Gemma 4 - lazy model or am I crazy? (bit of a rant)
Users report the model stubbornly avoids deep web searches, performing only single queries despite explicit instructions.
Google's latest open-weight model, Gemma 4 26B MoE, is under fire from the developer community for exhibiting what users describe as 'lazy' behavior, particularly in agentic tasks requiring web search. Experienced users running the model through llama.cpp with unsloth UD_Q4_K_XL quantization report that, despite explicit tool descriptions and system prompts, the model consistently defaults to answering from its parametric knowledge. When it does use a search tool, it performs only a single query, scans the snippets, and decides it has enough information, refusing to 'dig deep' or fetch full pages as instructed.

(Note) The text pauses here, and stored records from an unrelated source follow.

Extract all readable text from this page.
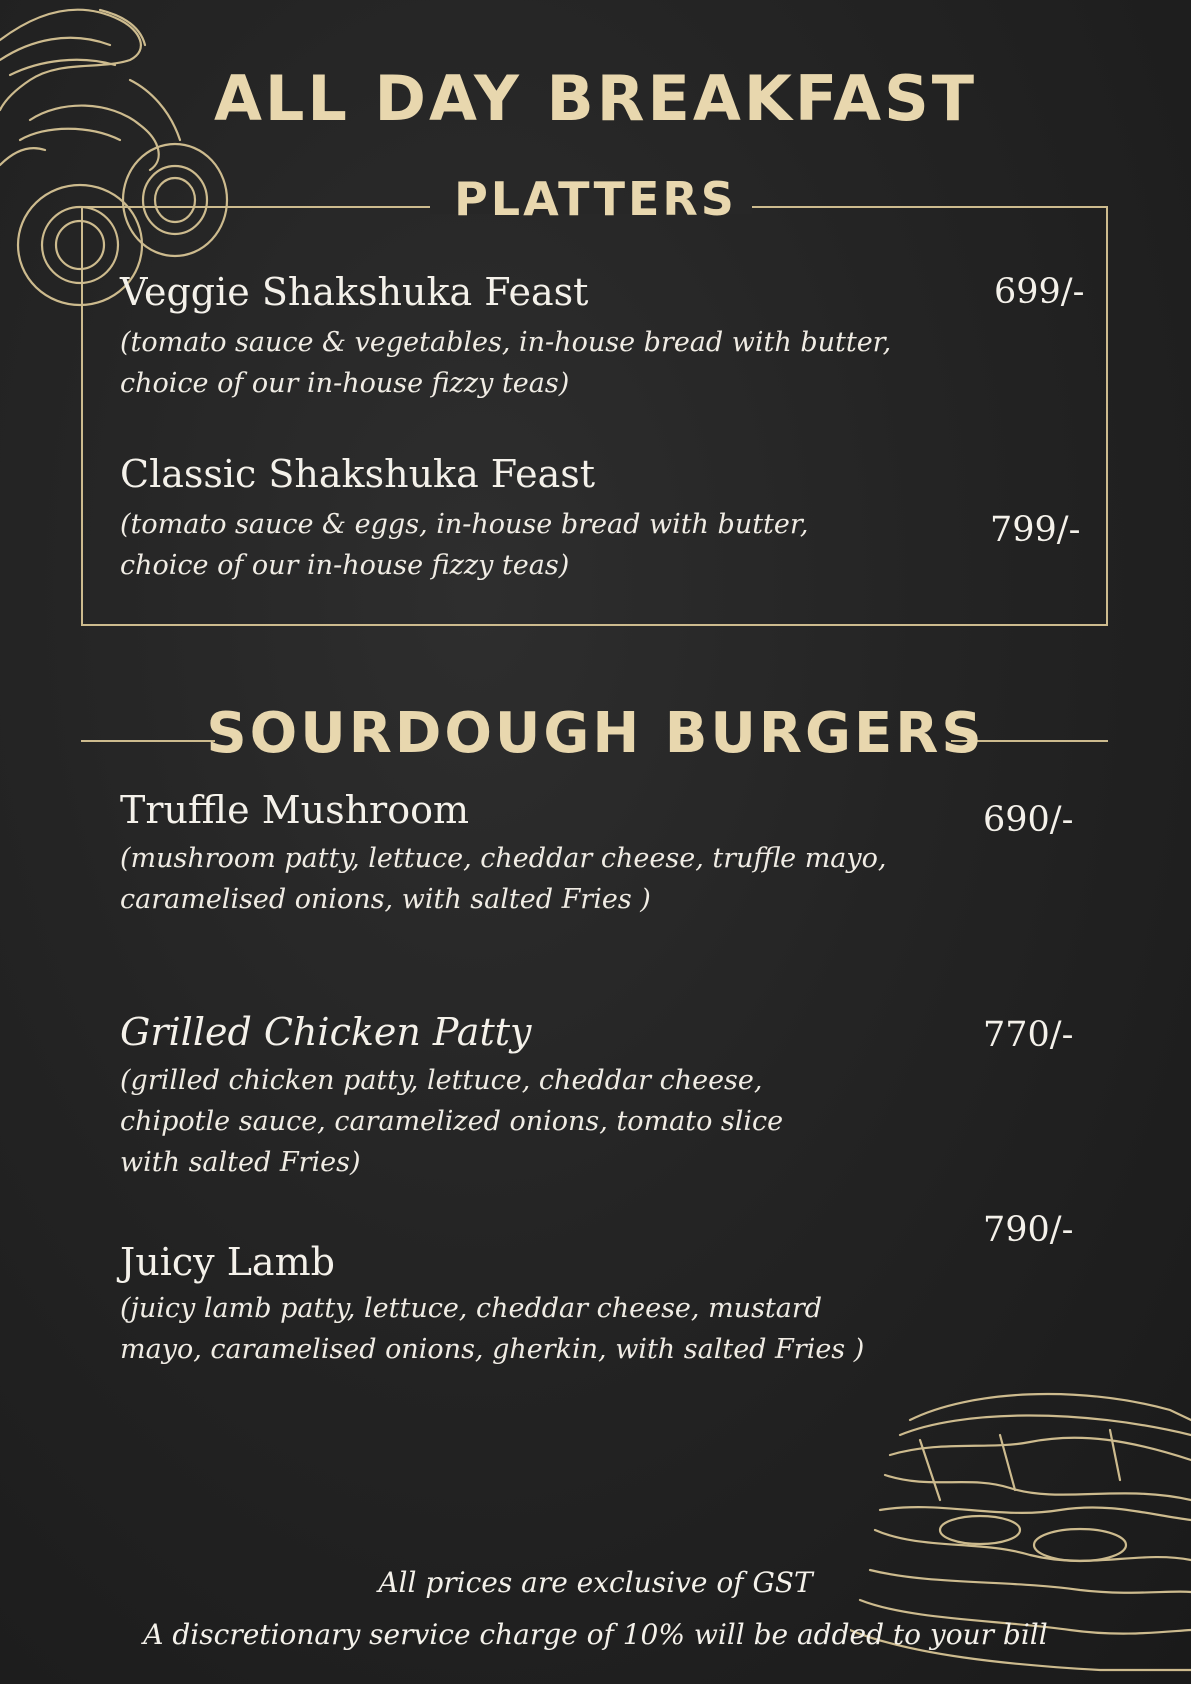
ALL DAY BREAKFAST
PLATTERS

Veggie Shakshuka Feast

(tomato sauce & vegetables, in-house bread with butter,
choice of our in-house fizzy teas)

699/-

Classic Shakshuka Feast

(tomato sauce & eggs, in-house bread with butter,
choice of our in-house fizzy teas)

799/-

SOURDOUGH BURGERS

Truffle Mushroom

(mushroom patty, lettuce, cheddar cheese, truffle mayo,
caramelised onions, with salted Fries )

690/-

Grilled Chicken Patty

(grilled chicken patty, lettuce, cheddar cheese,
chipotle sauce, caramelized onions, tomato slice
with salted Fries)

770/-

Juicy Lamb

(juicy lamb patty, lettuce, cheddar cheese, mustard
mayo, caramelised onions, gherkin, with salted Fries )

790/-

All prices are exclusive of GST

A discretionary service charge of 10% will be added to your bill
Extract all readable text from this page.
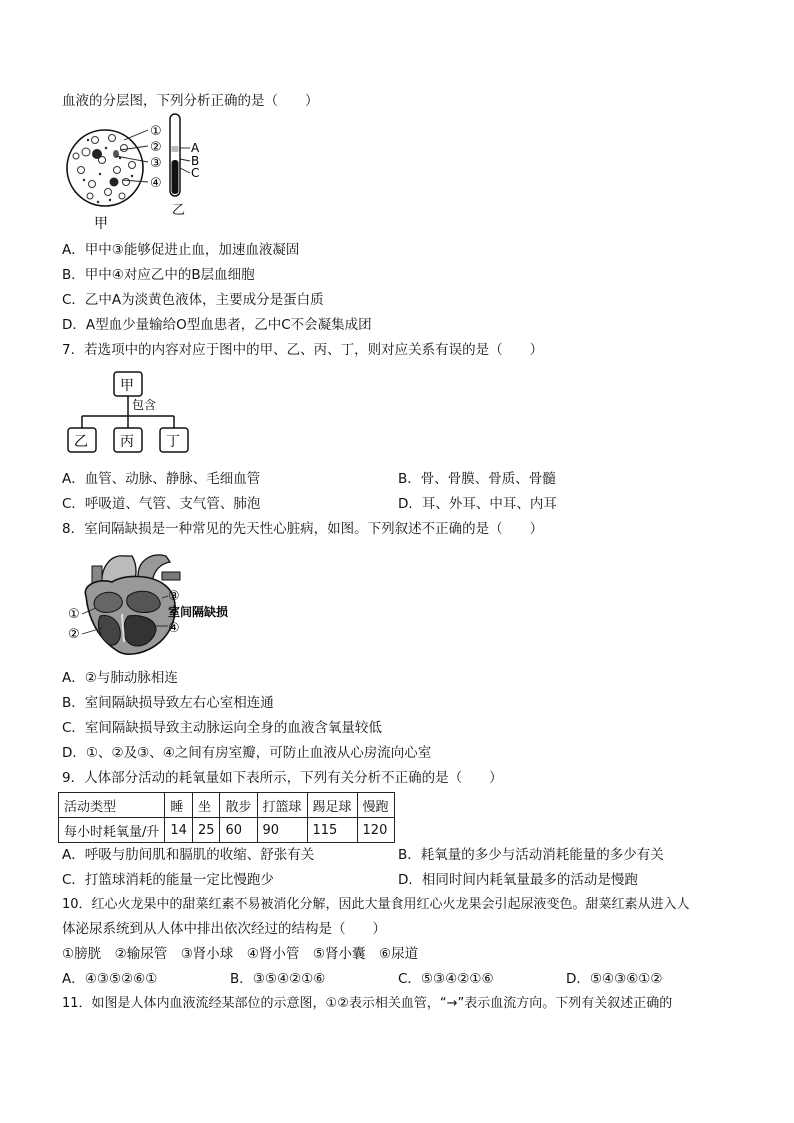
血液的分层图，下列分析正确的是（　　）
①
②
③
④
A
B
C
乙
甲
A．甲中③能够促进止血，加速血液凝固
B．甲中④对应乙中的B层血细胞
C．乙中A为淡黄色液体，主要成分是蛋白质
D．A型血少量输给O型血患者，乙中C不会凝集成团
7．若选项中的内容对应于图中的甲、乙、丙、丁，则对应关系有误的是（　　）
甲
包含
乙 丙 丁
A．血管、动脉、静脉、毛细血管	B．骨、骨膜、骨质、骨髓
C．呼吸道、气管、支气管、肺泡	D．耳、外耳、中耳、内耳
8．室间隔缺损是一种常见的先天性心脏病，如图。下列叙述不正确的是（　　）
①
②
③
室间隔缺损
④
A．②与肺动脉相连
B．室间隔缺损导致左右心室相连通
C．室间隔缺损导致主动脉运向全身的血液含氧量较低
D．①、②及③、④之间有房室瓣，可防止血液从心房流向心室
9．人体部分活动的耗氧量如下表所示，下列有关分析不正确的是（　　）
活动类型	睡	坐	散步	打篮球	踢足球	慢跑
每小时耗氧量/升	14	25	60	90	115	120
A．呼吸与肋间肌和膈肌的收缩、舒张有关	B．耗氧量的多少与活动消耗能量的多少有关
C．打篮球消耗的能量一定比慢跑少	D．相同时间内耗氧量最多的活动是慢跑
10．红心火龙果中的甜菜红素不易被消化分解，因此大量食用红心火龙果会引起尿液变色。甜菜红素从进入人
体泌尿系统到从人体中排出依次经过的结构是（　　）
①膀胱　②输尿管　③肾小球　④肾小管　⑤肾小囊　⑥尿道
A．④③⑤②⑥①	B．③⑤④②①⑥	C．⑤③④②①⑥	D．⑤④③⑥①②
11．如图是人体内血液流经某部位的示意图，①②表示相关血管，“→”表示血流方向。下列有关叙述正确的
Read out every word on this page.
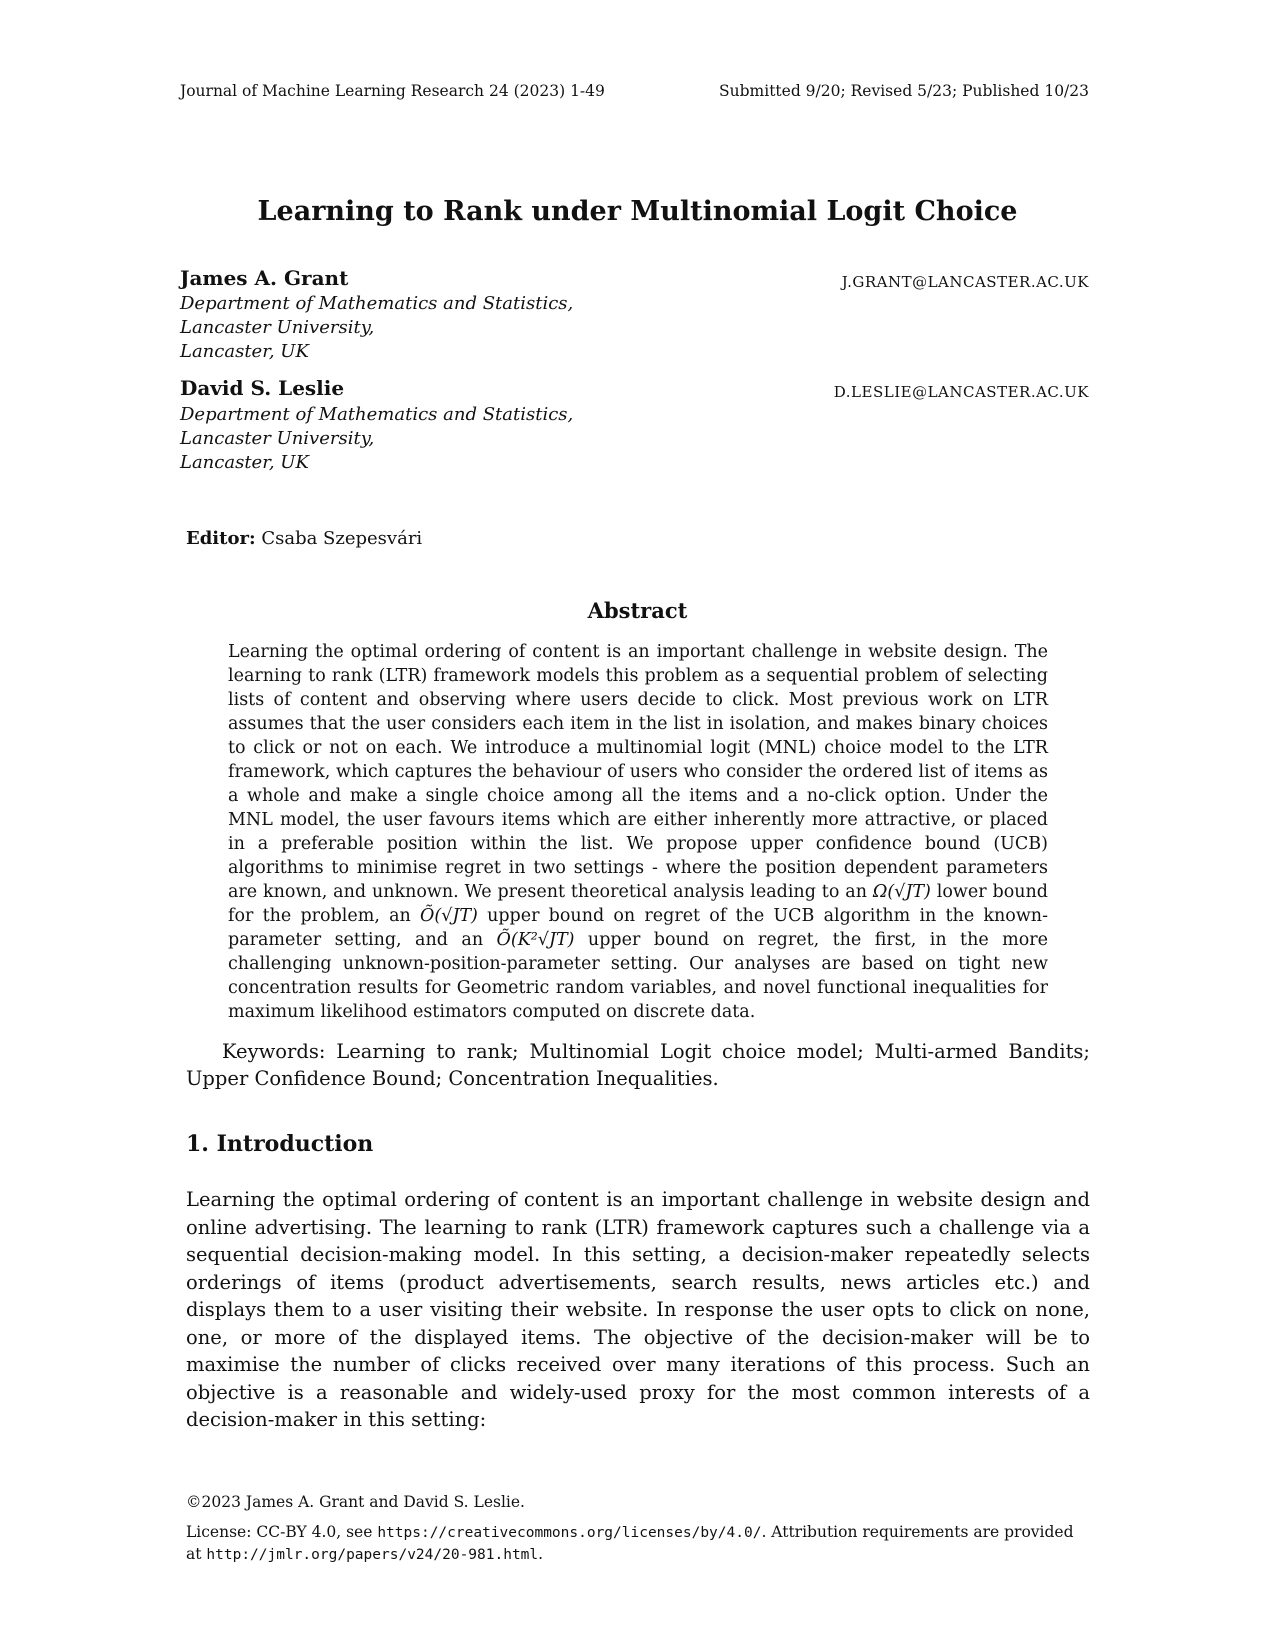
Journal of Machine Learning Research 24 (2023) 1-49	Submitted 9/20; Revised 5/23; Published 10/23
Learning to Rank under Multinomial Logit Choice
James A. Grant	J.GRANT@LANCASTER.AC.UK
Department of Mathematics and Statistics,
Lancaster University,
Lancaster, UK
David S. Leslie	D.LESLIE@LANCASTER.AC.UK
Department of Mathematics and Statistics,
Lancaster University,
Lancaster, UK
Editor: Csaba Szepesvári
Abstract
Learning the optimal ordering of content is an important challenge in website design. The learning to rank (LTR) framework models this problem as a sequential problem of selecting lists of content and observing where users decide to click. Most previous work on LTR assumes that the user considers each item in the list in isolation, and makes binary choices to click or not on each. We introduce a multinomial logit (MNL) choice model to the LTR framework, which captures the behaviour of users who consider the ordered list of items as a whole and make a single choice among all the items and a no-click option. Under the MNL model, the user favours items which are either inherently more attractive, or placed in a preferable position within the list. We propose upper confidence bound (UCB) algorithms to minimise regret in two settings - where the position dependent parameters are known, and unknown. We present theoretical analysis leading to an Ω(√JT) lower bound for the problem, an Õ(√JT) upper bound on regret of the UCB algorithm in the known-parameter setting, and an Õ(K²√JT) upper bound on regret, the first, in the more challenging unknown-position-parameter setting. Our analyses are based on tight new concentration results for Geometric random variables, and novel functional inequalities for maximum likelihood estimators computed on discrete data.
Keywords: Learning to rank; Multinomial Logit choice model; Multi-armed Bandits; Upper Confidence Bound; Concentration Inequalities.
1. Introduction
Learning the optimal ordering of content is an important challenge in website design and online advertising. The learning to rank (LTR) framework captures such a challenge via a sequential decision-making model. In this setting, a decision-maker repeatedly selects orderings of items (product advertisements, search results, news articles etc.) and displays them to a user visiting their website. In response the user opts to click on none, one, or more of the displayed items. The objective of the decision-maker will be to maximise the number of clicks received over many iterations of this process. Such an objective is a reasonable and widely-used proxy for the most common interests of a decision-maker in this setting:
©2023 James A. Grant and David S. Leslie.
License: CC-BY 4.0, see https://creativecommons.org/licenses/by/4.0/. Attribution requirements are provided at http://jmlr.org/papers/v24/20-981.html.
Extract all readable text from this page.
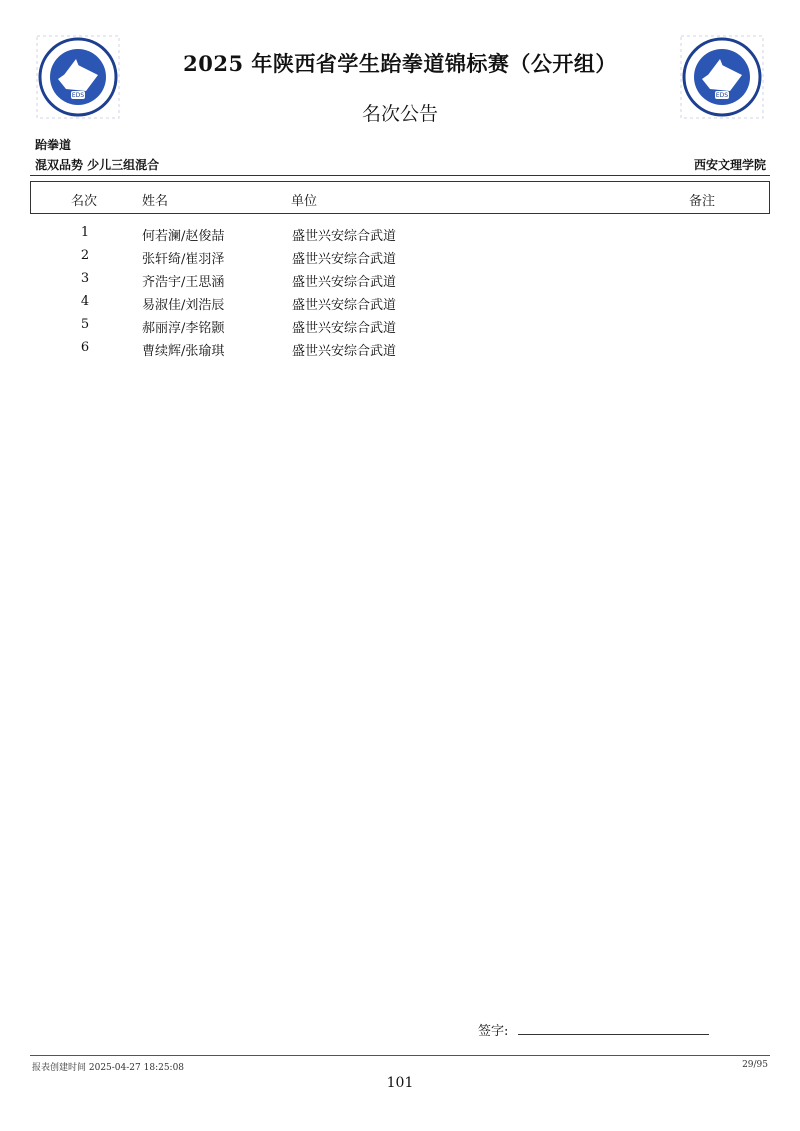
EDS	EDS
2025 年陕西省学生跆拳道锦标赛（公开组）
名次公告
跆拳道
混双品势 少儿三组混合	西安文理学院
名次	姓名	单位	备注
1	何若澜/赵俊喆	盛世兴安综合武道
2	张轩绮/崔羽泽	盛世兴安综合武道
3	齐浩宇/王思涵	盛世兴安综合武道
4	易淑佳/刘浩辰	盛世兴安综合武道
5	郝丽淳/李铭颢	盛世兴安综合武道
6	曹续辉/张瑜琪	盛世兴安综合武道
签字:
报表创建时间 2025-04-27 18:25:08	29/95
101
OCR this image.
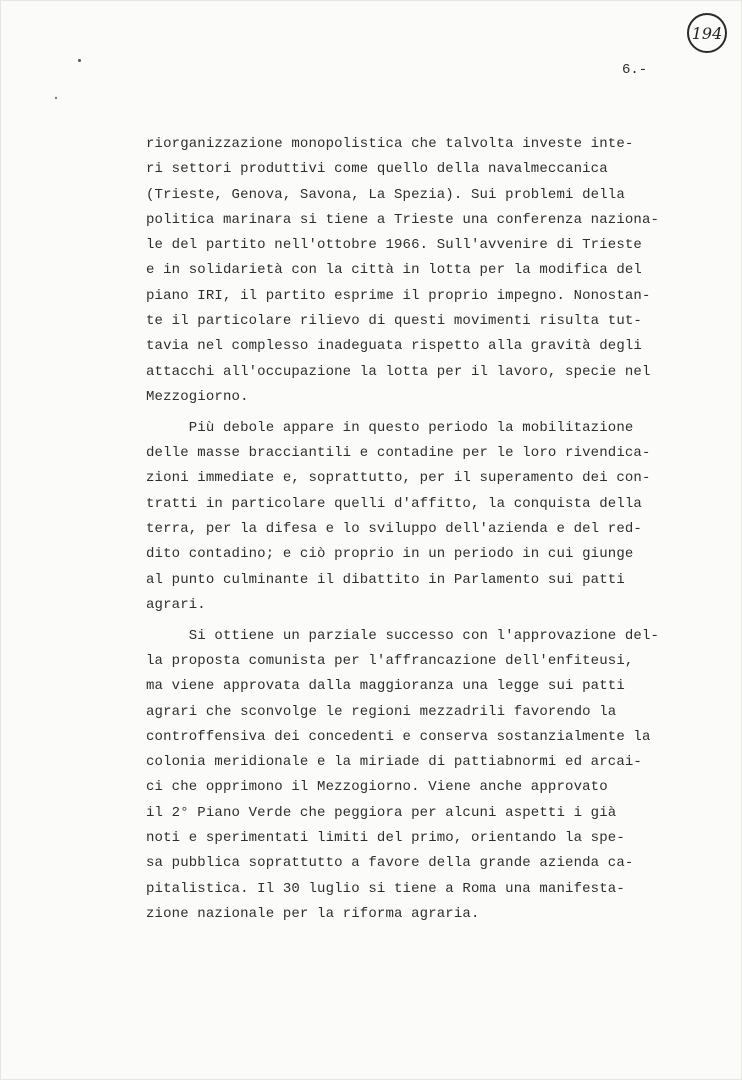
194
6.-
riorganizzazione monopolistica che talvolta investe inte-
ri settori produttivi come quello della navalmeccanica
(Trieste, Genova, Savona, La Spezia). Sui problemi della
politica marinara si tiene a Trieste una conferenza naziona-
le del partito nell'ottobre 1966. Sull'avvenire di Trieste
e in solidarietà con la città in lotta per la modifica del
piano IRI, il partito esprime il proprio impegno. Nonostan-
te il particolare rilievo di questi movimenti risulta tut-
tavia nel complesso inadeguata rispetto alla gravità degli
attacchi all'occupazione la lotta per il lavoro, specie nel
Mezzogiorno.
Più debole appare in questo periodo la mobilitazione
delle masse bracciantili e contadine per le loro rivendica-
zioni immediate e, soprattutto, per il superamento dei con-
tratti in particolare quelli d'affitto, la conquista della
terra, per la difesa e lo sviluppo dell'azienda e del red-
dito contadino; e ciò proprio in un periodo in cui giunge
al punto culminante il dibattito in Parlamento sui patti
agrari.
Si ottiene un parziale successo con l'approvazione del-
la proposta comunista per l'affrancazione dell'enfiteusi,
ma viene approvata dalla maggioranza una legge sui patti
agrari che sconvolge le regioni mezzadrili favorendo la
controffensiva dei concedenti e conserva sostanzialmente la
colonia meridionale e la miriade di pattiabnormi ed arcai-
ci che opprimono il Mezzogiorno. Viene anche approvato
il 2° Piano Verde che peggiora per alcuni aspetti i già
noti e sperimentati limiti del primo, orientando la spe-
sa pubblica soprattutto a favore della grande azienda ca-
pitalistica. Il 30 luglio si tiene a Roma una manifesta-
zione nazionale per la riforma agraria.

This stands in stark contrast to models like Qwen 3.5 27B, which users praise for proactively conducting extensive web quests with minimal prompting. The issue with Gemma 4 persists even when users implement workarounds like the 'interleaved thinking' template, pushy skill instructions in the context, and direct commands like 'search extensively.' The community's conclusion is that the model's training or fine-tuning has instilled a strong preference against using external tools, making it less effective for applications requiring robust retrieval-augmented generation (RAG) or autonomous agent actions. The discussion highlights a growing divide in model design philosophy between raw reasoning capability and tool-using obedience.
- Gemma 4 26B MoE consistently avoids deep web searches, performing only single queries even with explicit tool calls.
- The behavior persists across different quantizations (like UD_Q4_K_XL) and settings, including specialized Jinja templates and system prompts.
- Compared to Qwen 3.5 27B, which actively researches, Gemma 4's reluctance limits its effectiveness in agentic and RAG applications.
Why It Matters
For developers building AI agents, a model's willingness to use tools is as critical as its raw intelligence for real-world tasks.